Proposal:Remove banned characters
|Status: This page describes an active style guideline proposal and is not official.|
This proposal updates Miscellaneous Guideline to the following:
Use of special characters
The use of certain special characters is preferred over generic equivalents. Generic characters should be used only in cases of Artist Intent. Otherwise, editors should replace generic characters with their more specific equivalents.
While there are several ways to enter these characters—including various key combinations and copy/paste—it may be difficult in your configuration. In such cases, use the generic equivalents. Other editors can later edit with preferred characters.
- A true apostrophe (’) is preferred in place of a typewriter apostrophe (').
- Quotation marks
- Use the mark that appears on the release, instead of " or '. Common variations include:
- double quotes
- “ and ”
- single quotes
- ‘ and ’
- « » and ‹ › (note difference from < and >)
- low quotes
- „ and ‚ (note difference from comma: ,)
- ditto mark
- Use single prime (′), double-prime (″), or other prime symbols where appropriate. Single prime indicates minutes and feet; double-prime indicates seconds and inches. Greater prime symbols are rarely used, but do exist.

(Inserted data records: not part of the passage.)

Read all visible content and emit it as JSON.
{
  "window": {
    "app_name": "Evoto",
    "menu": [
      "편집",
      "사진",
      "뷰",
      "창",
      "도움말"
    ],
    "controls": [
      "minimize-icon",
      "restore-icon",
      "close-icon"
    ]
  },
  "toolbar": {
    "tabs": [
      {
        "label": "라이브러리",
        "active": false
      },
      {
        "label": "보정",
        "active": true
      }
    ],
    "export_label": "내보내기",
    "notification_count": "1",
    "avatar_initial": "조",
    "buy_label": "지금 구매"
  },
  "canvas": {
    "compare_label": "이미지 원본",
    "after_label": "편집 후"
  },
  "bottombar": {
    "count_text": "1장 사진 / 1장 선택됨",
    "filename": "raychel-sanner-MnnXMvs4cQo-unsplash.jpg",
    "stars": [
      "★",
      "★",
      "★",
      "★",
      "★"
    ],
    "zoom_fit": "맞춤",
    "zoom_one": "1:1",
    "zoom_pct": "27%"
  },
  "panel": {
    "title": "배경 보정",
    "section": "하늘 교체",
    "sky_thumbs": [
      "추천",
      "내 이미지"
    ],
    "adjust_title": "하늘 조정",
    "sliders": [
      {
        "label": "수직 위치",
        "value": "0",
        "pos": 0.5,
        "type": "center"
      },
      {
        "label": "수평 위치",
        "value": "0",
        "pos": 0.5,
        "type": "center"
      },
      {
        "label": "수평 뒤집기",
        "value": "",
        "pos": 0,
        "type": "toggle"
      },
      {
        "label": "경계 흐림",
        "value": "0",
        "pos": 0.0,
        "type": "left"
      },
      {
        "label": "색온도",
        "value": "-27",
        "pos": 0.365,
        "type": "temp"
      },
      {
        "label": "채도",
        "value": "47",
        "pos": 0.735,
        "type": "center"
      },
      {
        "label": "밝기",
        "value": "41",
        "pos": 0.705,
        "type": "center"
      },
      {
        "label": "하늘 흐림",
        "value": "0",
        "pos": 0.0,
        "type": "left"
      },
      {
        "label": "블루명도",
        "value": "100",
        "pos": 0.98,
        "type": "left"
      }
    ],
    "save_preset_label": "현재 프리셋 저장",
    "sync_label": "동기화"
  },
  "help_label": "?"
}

- Use the ellipsis character (…) instead of three periods (...)
- Dashes, hyphens, and minus signs
- Use the appropriate hyphen (‐), minus sign (−), em dash (—), en dash (–), or other dash as it appears on the release. If you can’t easily enter these characters, or can’t determine which is correct, use - (hyphen-minus, the common character appearing on keyboards) for en dash, hyphen, and minus; use -- for em dash and quotation dash.
Relation to Classical Style Guide
Since the Classical Style Guide has its own rules about punctuation in titles, please follow that guideline where it applies.
"Top something" Playlists
Bootleg torrents that are compilations based on playlists of charts authorities (like Billboard's) should not be stored in MusicBrainz as releases. These playlists are often copyrighted by their issuers.